Nevertheless, the message I wish to bring you today is that global warming, the hole in the ozone layer, and the other crises of the environment are far more serious and pressing than we are being told by political and corporate leaders, whose short time horizons make them want to go on with business as usual. When combined with the problem of a stagnating international economy, I believe that the pressures for job layoffs in the energy industry are going to be enormous. So while the workers' superfund is a great idea, I believe it needs ultimately to be expanded to a retraining fund for all energy workers who get laid off, regardless of cause. And in a rational and humane world, would it be too much to give pensions to older laid-off workers who have given their life-blood to provide the vital energy used by this country?

Moreover, while I am confident that you will do all that you can in upcoming negotiations to preserve oil workers' legitimate jobs, clearly it is unfair to place the burden of dealing with what is an overall societal problem on one union--and a union which is facing the mightiest aggregate of capital in world history.

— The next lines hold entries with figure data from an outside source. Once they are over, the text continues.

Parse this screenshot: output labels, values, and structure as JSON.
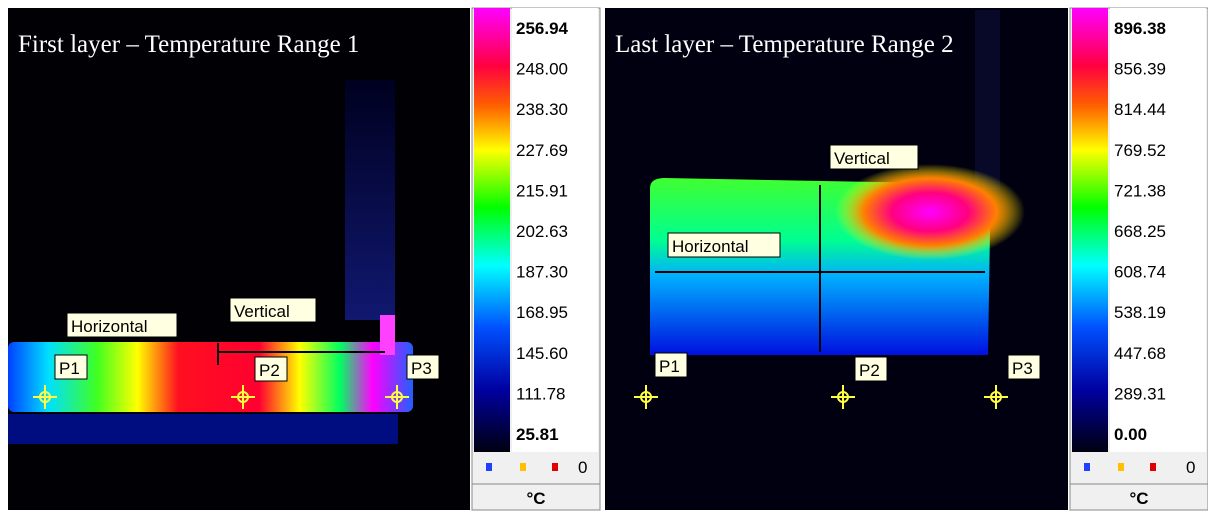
{
  "panels": [
    {
      "title": "First layer – Temperature Range 1",
      "scale": [
        "256.94",
        "248.00",
        "238.30",
        "227.69",
        "215.91",
        "202.63",
        "187.30",
        "168.95",
        "145.60",
        "111.78",
        "25.81"
      ],
      "markers": [
        "P1",
        "P2",
        "P3"
      ],
      "lines": [
        "Horizontal",
        "Vertical"
      ],
      "legend_count": "0",
      "unit": "°C"
    },
    {
      "title": "Last layer – Temperature Range 2",
      "scale": [
        "896.38",
        "856.39",
        "814.44",
        "769.52",
        "721.38",
        "668.25",
        "608.74",
        "538.19",
        "447.68",
        "289.31",
        "0.00"
      ],
      "markers": [
        "P1",
        "P2",
        "P3"
      ],
      "lines": [
        "Horizontal",
        "Vertical"
      ],
      "legend_count": "0",
      "unit": "°C"
    }
  ]
}
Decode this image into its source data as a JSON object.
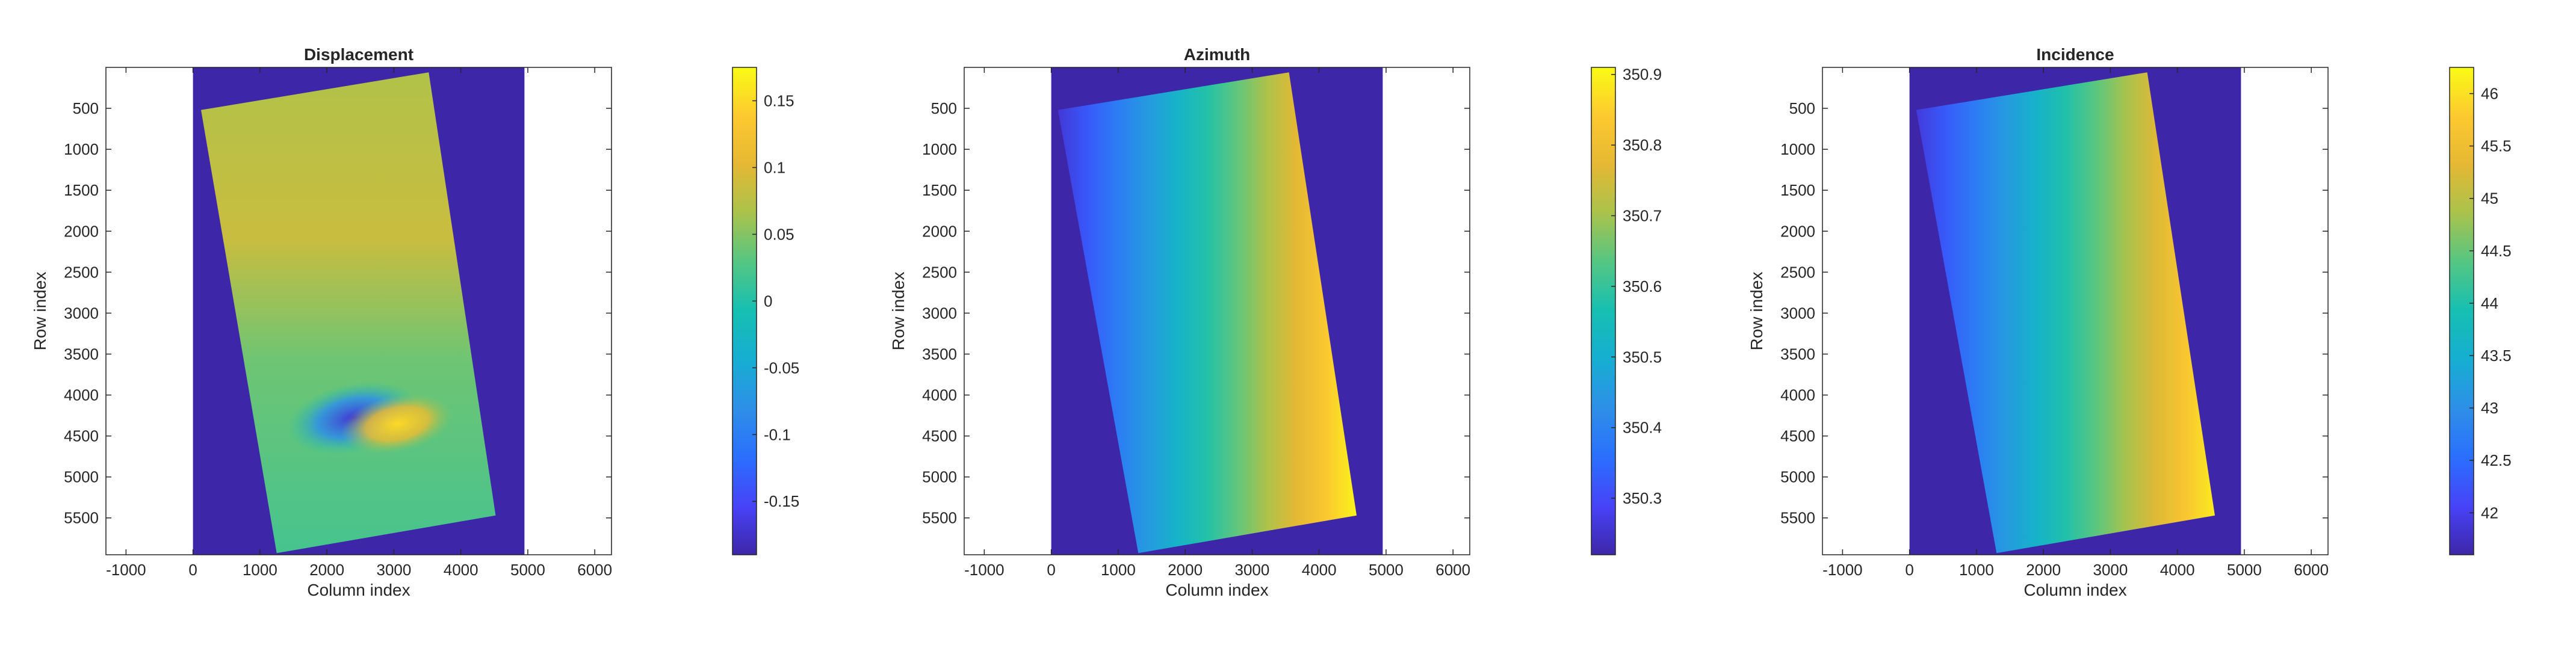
{
  "chart_data": [
    {
      "type": "heatmap",
      "title": "Displacement",
      "xlabel": "Column index",
      "ylabel": "Row index",
      "xlim": [
        -1300,
        6250
      ],
      "ylim": [
        5950,
        0
      ],
      "xticks": [
        -1000,
        0,
        1000,
        2000,
        3000,
        4000,
        5000,
        6000
      ],
      "yticks": [
        500,
        1000,
        1500,
        2000,
        2500,
        3000,
        3500,
        4000,
        4500,
        5000,
        5500
      ],
      "image_extent": {
        "x": [
          0,
          4950
        ],
        "y": [
          0,
          5950
        ]
      },
      "background_value": -0.19,
      "footprint": [
        [
          120,
          520
        ],
        [
          3520,
          60
        ],
        [
          4520,
          5470
        ],
        [
          1250,
          5930
        ]
      ],
      "gradient": "displacement",
      "colorbar": {
        "clim": [
          -0.19,
          0.175
        ],
        "ticks": [
          -0.15,
          -0.1,
          -0.05,
          0,
          0.05,
          0.1,
          0.15
        ],
        "labels": [
          "-0.15",
          "-0.1",
          "-0.05",
          "0",
          "0.05",
          "0.1",
          "0.15"
        ]
      }
    },
    {
      "type": "heatmap",
      "title": "Azimuth",
      "xlabel": "Column index",
      "ylabel": "Row index",
      "xlim": [
        -1300,
        6250
      ],
      "ylim": [
        5950,
        0
      ],
      "xticks": [
        -1000,
        0,
        1000,
        2000,
        3000,
        4000,
        5000,
        6000
      ],
      "yticks": [
        500,
        1000,
        1500,
        2000,
        2500,
        3000,
        3500,
        4000,
        4500,
        5000,
        5500
      ],
      "image_extent": {
        "x": [
          0,
          4950
        ],
        "y": [
          0,
          5950
        ]
      },
      "background_value": 350.22,
      "footprint": [
        [
          100,
          520
        ],
        [
          3550,
          60
        ],
        [
          4560,
          5470
        ],
        [
          1300,
          5930
        ]
      ],
      "gradient": "horizontal",
      "value_range": [
        350.26,
        350.9
      ],
      "colorbar": {
        "clim": [
          350.22,
          350.91
        ],
        "ticks": [
          350.3,
          350.4,
          350.5,
          350.6,
          350.7,
          350.8,
          350.9
        ],
        "labels": [
          "350.3",
          "350.4",
          "350.5",
          "350.6",
          "350.7",
          "350.8",
          "350.9"
        ]
      }
    },
    {
      "type": "heatmap",
      "title": "Incidence",
      "xlabel": "Column index",
      "ylabel": "Row index",
      "xlim": [
        -1300,
        6250
      ],
      "ylim": [
        5950,
        0
      ],
      "xticks": [
        -1000,
        0,
        1000,
        2000,
        3000,
        4000,
        5000,
        6000
      ],
      "yticks": [
        500,
        1000,
        1500,
        2000,
        2500,
        3000,
        3500,
        4000,
        4500,
        5000,
        5500
      ],
      "image_extent": {
        "x": [
          0,
          4950
        ],
        "y": [
          0,
          5950
        ]
      },
      "background_value": 41.6,
      "footprint": [
        [
          100,
          520
        ],
        [
          3550,
          60
        ],
        [
          4560,
          5470
        ],
        [
          1300,
          5930
        ]
      ],
      "gradient": "horizontal",
      "value_range": [
        41.9,
        46.1
      ],
      "colorbar": {
        "clim": [
          41.6,
          46.25
        ],
        "ticks": [
          42,
          42.5,
          43,
          43.5,
          44,
          44.5,
          45,
          45.5,
          46
        ],
        "labels": [
          "42",
          "42.5",
          "43",
          "43.5",
          "44",
          "44.5",
          "45",
          "45.5",
          "46"
        ]
      }
    }
  ],
  "colors": {
    "parula": [
      "#3e26a8",
      "#4743f8",
      "#2a6ffd",
      "#2e8fe8",
      "#16aed2",
      "#16bfb2",
      "#54c684",
      "#a9c34c",
      "#e5b834",
      "#fdc930",
      "#f9fb15"
    ],
    "background": "#3e26a8",
    "axis": "#262626"
  }
}
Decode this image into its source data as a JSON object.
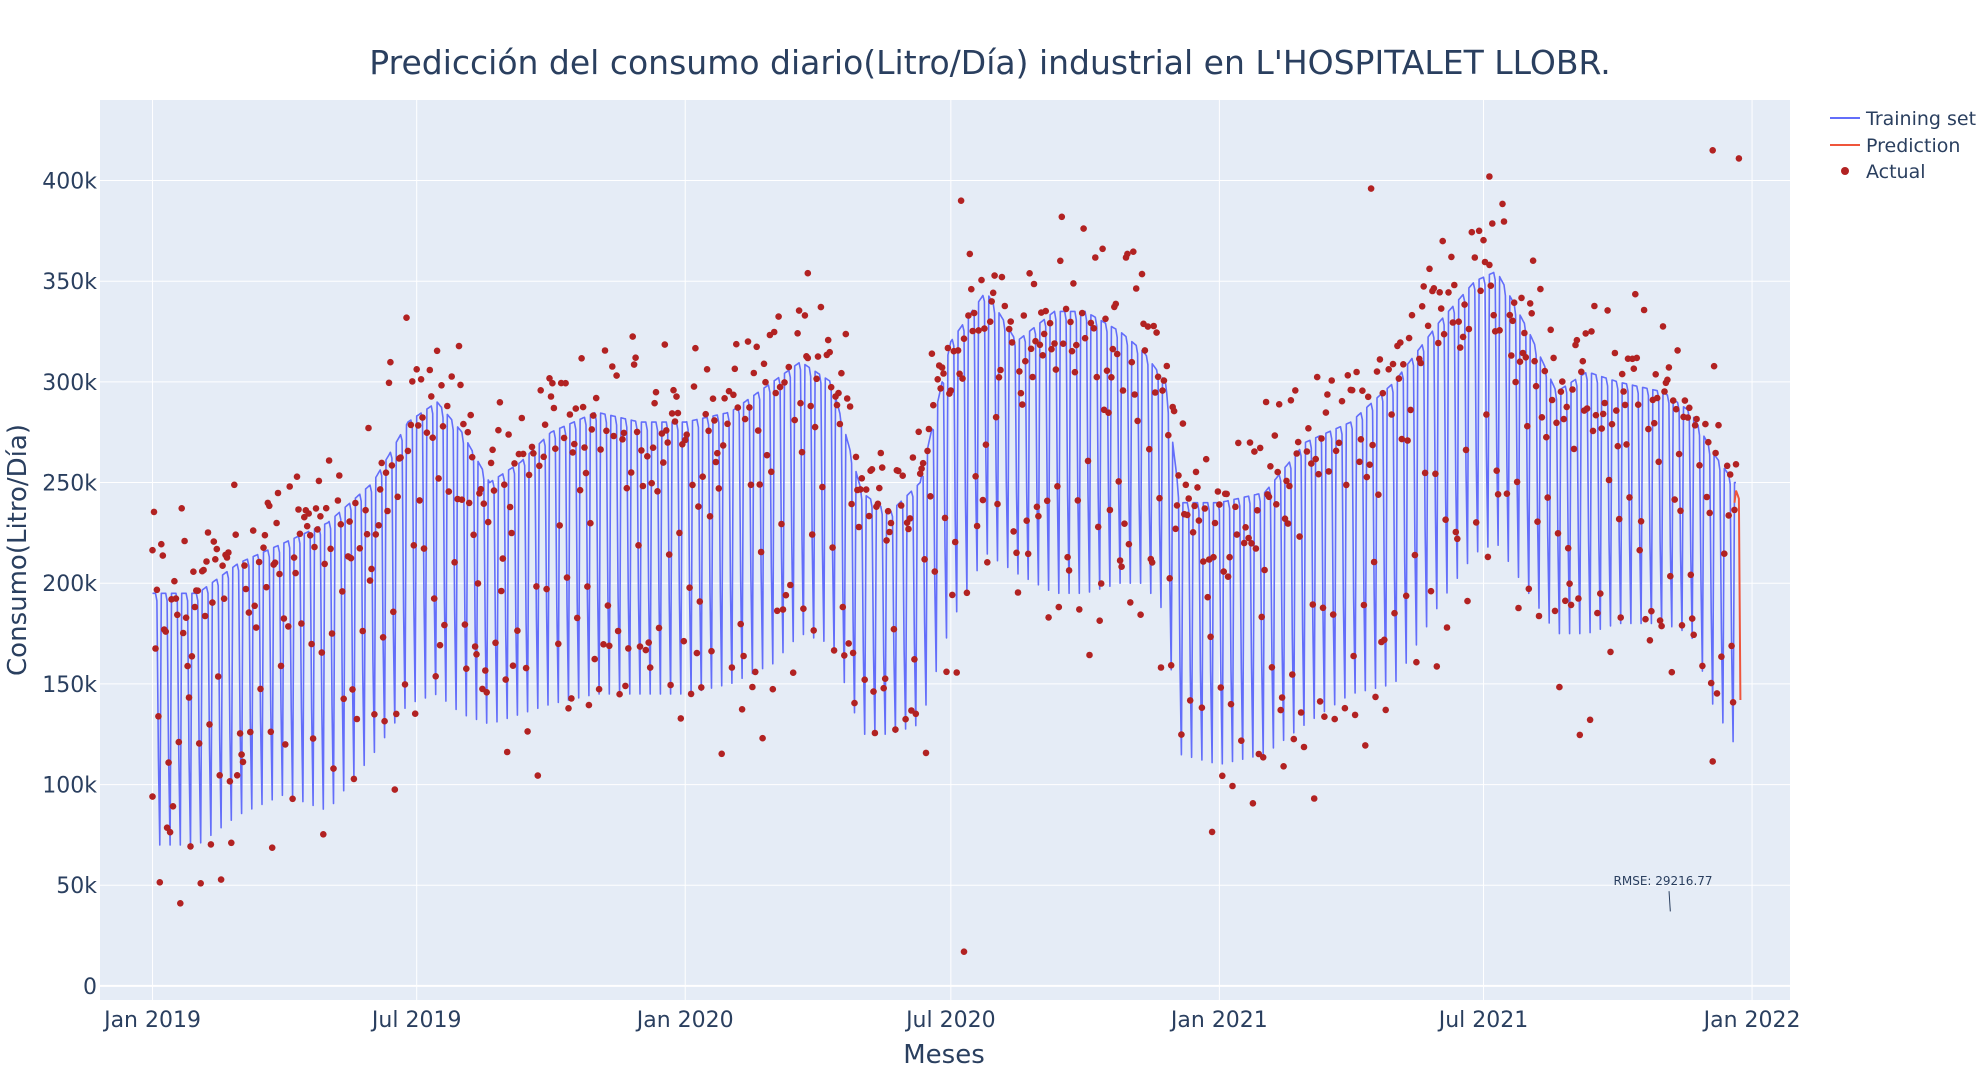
{
  "chart_data": {
    "type": "line",
    "title": "Predicción del consumo diario(Litro/Día) industrial en L'HOSPITALET LLOBR.",
    "xlabel": "Meses",
    "ylabel": "Consumo(Litro/Día)",
    "xlim": [
      "2018-11-26",
      "2022-01-27"
    ],
    "ylim": [
      -7000,
      440000
    ],
    "x_ticks": [
      {
        "date": "2019-01-01",
        "label": "Jan 2019"
      },
      {
        "date": "2019-07-01",
        "label": "Jul 2019"
      },
      {
        "date": "2020-01-01",
        "label": "Jan 2020"
      },
      {
        "date": "2020-07-01",
        "label": "Jul 2020"
      },
      {
        "date": "2021-01-01",
        "label": "Jan 2021"
      },
      {
        "date": "2021-07-01",
        "label": "Jul 2021"
      },
      {
        "date": "2022-01-01",
        "label": "Jan 2022"
      }
    ],
    "y_ticks": [
      {
        "value": 0,
        "label": "0"
      },
      {
        "value": 50000,
        "label": "50k"
      },
      {
        "value": 100000,
        "label": "100k"
      },
      {
        "value": 150000,
        "label": "150k"
      },
      {
        "value": 200000,
        "label": "200k"
      },
      {
        "value": 250000,
        "label": "250k"
      },
      {
        "value": 300000,
        "label": "300k"
      },
      {
        "value": 350000,
        "label": "350k"
      },
      {
        "value": 400000,
        "label": "400k"
      }
    ],
    "grid": true,
    "legend_position": "top-right",
    "series": [
      {
        "name": "Training set",
        "type": "line",
        "color": "#636efa",
        "x_start": "2019-01-01",
        "x_end": "2021-12-21",
        "weekday_envelope": {
          "x": [
            "2019-01-01",
            "2019-02-01",
            "2019-03-01",
            "2019-04-01",
            "2019-05-01",
            "2019-06-01",
            "2019-06-25",
            "2019-07-15",
            "2019-08-01",
            "2019-08-20",
            "2019-09-10",
            "2019-10-01",
            "2019-11-01",
            "2019-12-01",
            "2020-01-01",
            "2020-02-01",
            "2020-03-01",
            "2020-03-20",
            "2020-04-10",
            "2020-05-01",
            "2020-05-20",
            "2020-06-10",
            "2020-07-01",
            "2020-07-25",
            "2020-08-15",
            "2020-09-10",
            "2020-10-01",
            "2020-10-25",
            "2020-11-10",
            "2020-11-25",
            "2020-12-05",
            "2021-01-01",
            "2021-02-01",
            "2021-03-01",
            "2021-04-01",
            "2021-05-01",
            "2021-06-01",
            "2021-06-25",
            "2021-07-10",
            "2021-08-01",
            "2021-08-20",
            "2021-09-10",
            "2021-10-01",
            "2021-11-01",
            "2021-11-20",
            "2021-12-05",
            "2021-12-20"
          ],
          "y": [
            195000,
            195000,
            210000,
            220000,
            230000,
            250000,
            280000,
            290000,
            275000,
            250000,
            260000,
            275000,
            285000,
            280000,
            280000,
            285000,
            300000,
            310000,
            300000,
            245000,
            235000,
            250000,
            320000,
            345000,
            320000,
            335000,
            335000,
            325000,
            315000,
            300000,
            240000,
            240000,
            245000,
            270000,
            280000,
            300000,
            330000,
            350000,
            355000,
            325000,
            295000,
            305000,
            300000,
            295000,
            285000,
            265000,
            250000
          ]
        },
        "weekend_envelope": {
          "x": [
            "2019-01-01",
            "2019-02-01",
            "2019-03-01",
            "2019-04-01",
            "2019-05-01",
            "2019-06-01",
            "2019-06-25",
            "2019-07-15",
            "2019-08-01",
            "2019-08-20",
            "2019-09-10",
            "2019-10-01",
            "2019-11-01",
            "2019-12-01",
            "2020-01-01",
            "2020-02-01",
            "2020-03-01",
            "2020-03-20",
            "2020-04-10",
            "2020-05-01",
            "2020-05-20",
            "2020-06-10",
            "2020-07-01",
            "2020-07-25",
            "2020-08-15",
            "2020-09-10",
            "2020-10-01",
            "2020-10-25",
            "2020-11-10",
            "2020-11-25",
            "2020-12-05",
            "2021-01-01",
            "2021-02-01",
            "2021-03-01",
            "2021-04-01",
            "2021-05-01",
            "2021-06-01",
            "2021-06-25",
            "2021-07-10",
            "2021-08-01",
            "2021-08-20",
            "2021-09-10",
            "2021-10-01",
            "2021-11-01",
            "2021-11-20",
            "2021-12-05",
            "2021-12-20"
          ],
          "y": [
            70000,
            70000,
            85000,
            95000,
            87000,
            115000,
            140000,
            145000,
            135000,
            130000,
            135000,
            140000,
            145000,
            145000,
            145000,
            150000,
            160000,
            175000,
            170000,
            125000,
            125000,
            130000,
            180000,
            215000,
            205000,
            195000,
            195000,
            200000,
            200000,
            185000,
            115000,
            110000,
            115000,
            130000,
            145000,
            150000,
            190000,
            215000,
            220000,
            195000,
            175000,
            175000,
            180000,
            180000,
            175000,
            140000,
            120000
          ]
        }
      },
      {
        "name": "Prediction",
        "type": "line",
        "color": "#ef553b",
        "x": [
          "2021-12-20",
          "2021-12-21",
          "2021-12-22",
          "2021-12-23",
          "2021-12-24"
        ],
        "y": [
          240000,
          246000,
          244000,
          242000,
          142000
        ]
      },
      {
        "name": "Actual",
        "type": "scatter",
        "color": "#b22222",
        "x_start": "2019-01-01",
        "x_end": "2021-12-24",
        "notable_points": [
          {
            "x": "2020-07-10",
            "y": 17000
          },
          {
            "x": "2020-07-08",
            "y": 390000
          },
          {
            "x": "2021-04-15",
            "y": 396000
          },
          {
            "x": "2021-07-05",
            "y": 402000
          },
          {
            "x": "2021-12-05",
            "y": 415000
          },
          {
            "x": "2021-12-23",
            "y": 411000
          },
          {
            "x": "2019-01-01",
            "y": 94000
          },
          {
            "x": "2020-03-25",
            "y": 354000
          }
        ]
      }
    ],
    "annotations": [
      {
        "text": "RMSE: 29216.77",
        "x": "2021-11-01",
        "y": 52000,
        "arrow_to": {
          "x": "2021-11-06",
          "y": 37000
        }
      }
    ]
  }
}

And that brings me to the punch-line of this talk. To provide realistic long-run solutions for the oil and energy workers' problems requires more than the efforts of one union, or even of organized labor as a whole, which now represents less than 15 percent of the labor force. No, in the long run--and I might note that with the environmental crisis growing rapidly the long run may not be very long at all--broad elements of society must unite behind really progressive political action. And such action must, in my opinion, have a truly internationalist outlook. Just as this nation came to see 130 years ago that it could not survive half free and half slave, today this world must come to see that it cannot survive with 10 percent of humanity living in relative affluence and 90 percent living in dire poverty.